There are certainly many types of gardens, but if you’re like me, the most satisfying kind of garden can be a retreat garden. I think most of us long for a space where we can go for a few minutes of quiet time (or maybe hours, depending on what kind of day you had). The best part of a retreat garden is that it is something that you can design to meet your own needs using the space you have. If you are a garden fanatic you’ve probably gone on a few garden tours and been mesmerized with what other people have done to create amazing spaces. I went on a neighborhood garden tour just the other week and was taken aback by some of the beautiful garden retreats people had created as a place to refresh their spirit, slow down and just be. If you don’t have what you would call a “retreat” garden, take any opportunity to visit other people’s gardens, botanical gardens or arboretums. It will help you decide what you want to go after.
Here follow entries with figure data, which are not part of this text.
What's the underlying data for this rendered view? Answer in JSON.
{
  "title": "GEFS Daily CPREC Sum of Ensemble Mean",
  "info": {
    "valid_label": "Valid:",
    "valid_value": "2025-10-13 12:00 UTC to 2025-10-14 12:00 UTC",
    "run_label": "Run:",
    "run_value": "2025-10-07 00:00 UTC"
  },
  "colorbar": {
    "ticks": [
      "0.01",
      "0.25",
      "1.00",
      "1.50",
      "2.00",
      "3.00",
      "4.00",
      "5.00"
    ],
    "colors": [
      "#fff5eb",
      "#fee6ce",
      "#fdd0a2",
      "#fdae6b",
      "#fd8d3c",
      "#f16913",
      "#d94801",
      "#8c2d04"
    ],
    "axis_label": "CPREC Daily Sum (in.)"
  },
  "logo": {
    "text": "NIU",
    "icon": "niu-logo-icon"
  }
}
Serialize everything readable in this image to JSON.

All garden retreats have a few common elements that truly make them a retreat. After determining what you think your style may be, you’ll definitely want to have some kind of portal of entry. This is where you transition to the space. It could be an actual gate, an arch made of tree branches, even an opening in a row of shrubs. Whatever it is, it should lead you into your own Shangri-La! You really will want the space be somewhat enclosed. True, it is inspiring to stand on the rim of the Grand Canyon and feel at peace looking out at this grand vista, but that is not what we are shooting for here. This should be an intimate place for reflection and can be enclosed with a simple brick wall, a wooden fence or shrubs that can provide sheltering green walls. You can get creative to save money. One section of my space was just a chain link fence. I decided I could use the neverending supply of maple tree branches that fall out of my trees and weave them into the chain link. It almost looks like I have a giant basket for a wall! My neighbor was thrilled that she could just throw her downed tree limbs on to my pile. She calls me the “stick man” and said she didn’t know there were so many uses for tree branches.
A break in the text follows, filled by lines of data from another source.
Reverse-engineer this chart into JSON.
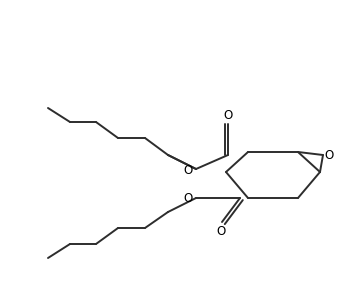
{
  "bg_color": "#ffffff",
  "line_color": "#2d2d2d",
  "line_width": 1.4,
  "figsize": [
    3.57,
    3.06
  ],
  "dpi": 100,
  "xlim": [
    0,
    357
  ],
  "ylim": [
    0,
    306
  ]
}
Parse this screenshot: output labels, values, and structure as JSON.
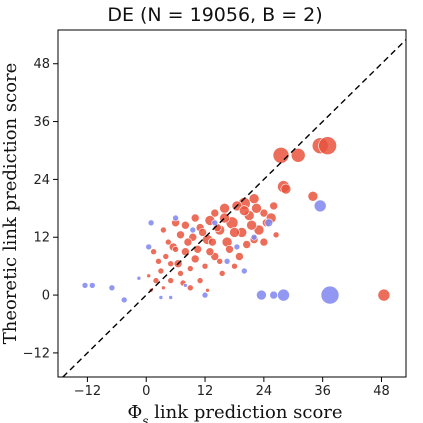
{
  "chart_data": {
    "type": "scatter",
    "title": "DE (N = 19056, B = 2)",
    "xlabel": "Φ_s link prediction score",
    "xlabel_parts": {
      "base": "Φ",
      "sub": "s",
      "rest": " link prediction score"
    },
    "ylabel": "Theoretic link prediction score",
    "xlim": [
      -18,
      53
    ],
    "ylim": [
      -17,
      55
    ],
    "xticks": [
      -12,
      0,
      12,
      24,
      36,
      48
    ],
    "yticks": [
      -12,
      0,
      12,
      24,
      36,
      48
    ],
    "grid": false,
    "reference_line": "y = x (dashed)",
    "colors": {
      "red": "#e8533d",
      "blue": "#7f86f0"
    },
    "series": [
      {
        "color": "red",
        "points": [
          [
            27.5,
            29,
            8
          ],
          [
            31,
            29,
            7
          ],
          [
            35.5,
            31,
            8
          ],
          [
            37,
            31,
            9
          ],
          [
            28,
            22.5,
            6
          ],
          [
            28.5,
            22,
            5
          ],
          [
            34,
            20.5,
            5
          ],
          [
            48.5,
            0,
            6
          ],
          [
            22,
            20,
            5
          ],
          [
            20,
            19,
            6
          ],
          [
            18.5,
            18.5,
            5
          ],
          [
            16,
            18,
            5
          ],
          [
            14,
            17,
            4
          ],
          [
            21,
            16.5,
            5
          ],
          [
            24,
            17,
            4
          ],
          [
            17.5,
            15,
            6
          ],
          [
            13,
            15.5,
            5
          ],
          [
            11,
            14,
            4
          ],
          [
            15,
            13.5,
            5
          ],
          [
            19.5,
            13,
            5
          ],
          [
            23,
            13.5,
            5
          ],
          [
            24.5,
            15,
            4
          ],
          [
            9.5,
            12,
            4
          ],
          [
            12.5,
            11.5,
            5
          ],
          [
            7,
            12.5,
            4
          ],
          [
            16.5,
            11,
            5
          ],
          [
            5.5,
            10,
            4
          ],
          [
            8,
            9,
            4
          ],
          [
            10.5,
            9.5,
            4
          ],
          [
            14,
            8,
            4
          ],
          [
            4,
            8,
            3
          ],
          [
            6.5,
            6.5,
            4
          ],
          [
            3,
            5,
            3
          ],
          [
            9,
            5.5,
            3
          ],
          [
            12,
            6,
            3
          ],
          [
            2,
            3,
            3
          ],
          [
            5,
            3,
            3
          ],
          [
            7.5,
            2.5,
            3
          ],
          [
            1,
            1,
            2
          ],
          [
            11,
            3,
            3
          ],
          [
            17,
            9.5,
            4
          ],
          [
            20.5,
            10.5,
            4
          ],
          [
            22,
            11.5,
            4
          ],
          [
            8,
            14.5,
            4
          ],
          [
            3.5,
            13.5,
            3
          ],
          [
            18,
            6,
            3
          ],
          [
            15.5,
            4.5,
            3
          ],
          [
            6,
            15,
            4
          ],
          [
            10,
            16,
            4
          ],
          [
            13.5,
            11,
            4
          ],
          [
            4.5,
            11,
            3
          ],
          [
            9,
            1.5,
            3
          ],
          [
            12.5,
            1,
            2
          ],
          [
            2.5,
            7,
            3
          ],
          [
            7,
            4.5,
            3
          ],
          [
            1.5,
            9,
            3
          ],
          [
            0.5,
            4,
            2
          ],
          [
            19,
            8,
            4
          ],
          [
            24,
            11,
            4
          ],
          [
            25.5,
            16,
            5
          ],
          [
            26,
            18.5,
            4
          ],
          [
            11.5,
            13,
            4
          ],
          [
            16,
            16,
            5
          ],
          [
            14.5,
            14,
            4
          ],
          [
            21.5,
            14.5,
            5
          ],
          [
            5,
            6.5,
            3
          ],
          [
            10,
            7.5,
            4
          ],
          [
            26.5,
            12.5,
            3
          ],
          [
            3.5,
            1.5,
            2
          ],
          [
            8.5,
            11,
            4
          ],
          [
            20,
            17.5,
            5
          ],
          [
            22.5,
            18,
            5
          ],
          [
            18,
            13,
            5
          ],
          [
            13,
            9,
            4
          ],
          [
            6,
            9.5,
            3
          ],
          [
            15,
            7,
            3
          ]
        ]
      },
      {
        "color": "blue",
        "points": [
          [
            37.5,
            0,
            9
          ],
          [
            28,
            0,
            6
          ],
          [
            26,
            0,
            4
          ],
          [
            23.5,
            0,
            5
          ],
          [
            35.5,
            18.5,
            6
          ],
          [
            25,
            15,
            4
          ],
          [
            -12.5,
            2,
            3
          ],
          [
            -11,
            2,
            3
          ],
          [
            -7,
            1.5,
            3
          ],
          [
            -4.5,
            -1,
            3
          ],
          [
            1,
            15,
            3
          ],
          [
            0.5,
            10,
            3
          ],
          [
            3,
            -0.5,
            2
          ],
          [
            16.5,
            7,
            3
          ],
          [
            20,
            5,
            3
          ],
          [
            12,
            0,
            3
          ],
          [
            5,
            -0.5,
            2
          ],
          [
            8,
            2,
            2
          ],
          [
            22,
            12,
            3
          ],
          [
            6,
            16,
            3
          ],
          [
            9.5,
            13.5,
            3
          ],
          [
            18.5,
            10,
            3
          ],
          [
            -1.5,
            3.5,
            2
          ],
          [
            14,
            15,
            3
          ]
        ]
      }
    ]
  }
}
The next element that helps create your sanctuary is some sort of pathway leading to somewhere or something. May be it leads to a seating area, a cool vista or it just goes on a winding stroll with no destination. My path starts at the garden gate that sports a grinning green man who welcomes me in to the garden. The stone path right inside the gate leads right to a cherished stone birdbath that serves as the focal point of my retreat. Your path can be formal and straight or more relaxed and undulating. I admire formal gardens, but for my own space, I like a more wild and relaxed look that lets the imagination wander.
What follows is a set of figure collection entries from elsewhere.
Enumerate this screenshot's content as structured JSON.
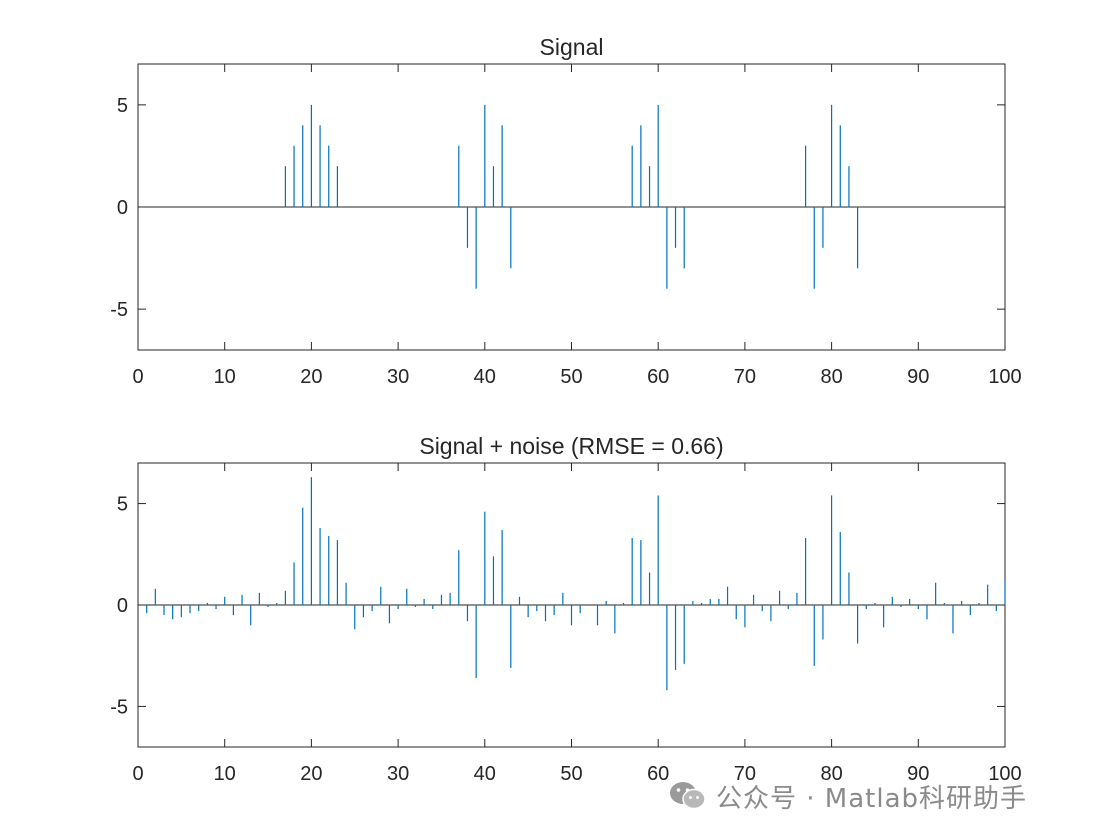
{
  "chart_data": [
    {
      "type": "stem",
      "title": "Signal",
      "xlabel": "",
      "ylabel": "",
      "xlim": [
        0,
        100
      ],
      "ylim": [
        -7,
        7
      ],
      "xticks": [
        0,
        10,
        20,
        30,
        40,
        50,
        60,
        70,
        80,
        90,
        100
      ],
      "yticks": [
        5,
        0,
        -5
      ],
      "color": "#0072BD",
      "x": [
        17,
        18,
        19,
        20,
        21,
        22,
        23,
        37,
        38,
        39,
        40,
        41,
        42,
        43,
        57,
        58,
        59,
        60,
        61,
        62,
        63,
        77,
        78,
        79,
        80,
        81,
        82,
        83
      ],
      "values": [
        2,
        3,
        4,
        5,
        4,
        3,
        2,
        3,
        -2,
        -4,
        5,
        2,
        4,
        -3,
        3,
        4,
        2,
        5,
        -4,
        -2,
        -3,
        3,
        -4,
        -2,
        5,
        4,
        2,
        -3
      ]
    },
    {
      "type": "stem",
      "title": "Signal + noise (RMSE = 0.66)",
      "xlabel": "",
      "ylabel": "",
      "xlim": [
        0,
        100
      ],
      "ylim": [
        -7,
        7
      ],
      "xticks": [
        0,
        10,
        20,
        30,
        40,
        50,
        60,
        70,
        80,
        90,
        100
      ],
      "yticks": [
        5,
        0,
        -5
      ],
      "color": "#0072BD",
      "x": [
        1,
        2,
        3,
        4,
        5,
        6,
        7,
        8,
        9,
        10,
        11,
        12,
        13,
        14,
        15,
        16,
        17,
        18,
        19,
        20,
        21,
        22,
        23,
        24,
        25,
        26,
        27,
        28,
        29,
        30,
        31,
        32,
        33,
        34,
        35,
        36,
        37,
        38,
        39,
        40,
        41,
        42,
        43,
        44,
        45,
        46,
        47,
        48,
        49,
        50,
        51,
        52,
        53,
        54,
        55,
        56,
        57,
        58,
        59,
        60,
        61,
        62,
        63,
        64,
        65,
        66,
        67,
        68,
        69,
        70,
        71,
        72,
        73,
        74,
        75,
        76,
        77,
        78,
        79,
        80,
        81,
        82,
        83,
        84,
        85,
        86,
        87,
        88,
        89,
        90,
        91,
        92,
        93,
        94,
        95,
        96,
        97,
        98,
        99,
        100
      ],
      "values": [
        -0.4,
        0.8,
        -0.5,
        -0.7,
        -0.6,
        -0.4,
        -0.3,
        0.1,
        -0.2,
        0.4,
        -0.5,
        0.5,
        -1.0,
        0.6,
        -0.1,
        0.1,
        0.7,
        2.1,
        4.8,
        6.3,
        3.8,
        3.4,
        3.2,
        1.1,
        -1.2,
        -0.6,
        -0.3,
        0.9,
        -0.9,
        -0.2,
        0.8,
        -0.1,
        0.3,
        -0.2,
        0.5,
        0.6,
        2.7,
        -0.8,
        -3.6,
        4.6,
        2.4,
        3.7,
        -3.1,
        0.4,
        -0.6,
        -0.3,
        -0.8,
        -0.5,
        0.6,
        -1.0,
        -0.4,
        0.0,
        -1.0,
        0.2,
        -1.4,
        0.1,
        3.3,
        3.2,
        1.6,
        5.4,
        -4.2,
        -3.2,
        -2.9,
        0.2,
        0.1,
        0.3,
        0.3,
        0.9,
        -0.7,
        -1.1,
        0.5,
        -0.3,
        -0.8,
        0.7,
        -0.2,
        0.6,
        3.3,
        -3.0,
        -1.7,
        5.4,
        3.6,
        1.6,
        -1.9,
        -0.2,
        0.1,
        -1.1,
        0.4,
        -0.1,
        0.3,
        -0.2,
        -0.7,
        1.1,
        0.1,
        -1.4,
        0.2,
        -0.5,
        0.1,
        1.0,
        -0.3,
        1.2
      ]
    }
  ],
  "watermark": {
    "icon": "wechat-icon",
    "text": "公众号 · Matlab科研助手"
  }
}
I think every garden retreat needs a piece of furniture where you can “sit a spell” and veg out among the vegetables. Looking for that perfect chair, bench or stool can actually be a lot of fun. Check out antique and secondhand stores for that treasure. This year, the season was moving along, and I couldn’t find that perfect seat I wanted. In my panic, and in order to have a place to sit, I settled for a plastic adirondack chair from the Home Depot. There is nothing wrong with these and I could have gotten it for next to nothing if I would have been agreeable to open a Home Depot credit card, but I declined. Long story short, after the Home Depot purchase, I found my garden retreat dream chair in someone’s garbage while walking my dog. I managed to walk the rest of the way home toting a beautiful bright yellow ladder-back chair while being pulled along by my sled dog. It was very early. I don’t think too many people saw this spectacle. The chair was just what the garden needed.
Whatever your plans are for a garden retreat, be open to the possibilities and have a little patience waiting for the retreat to become what you want it to be. I’ve seen my space grow from one raised bed about twenty years ago to the place that today, offers a place of quiet seclusion, a place to think and just be.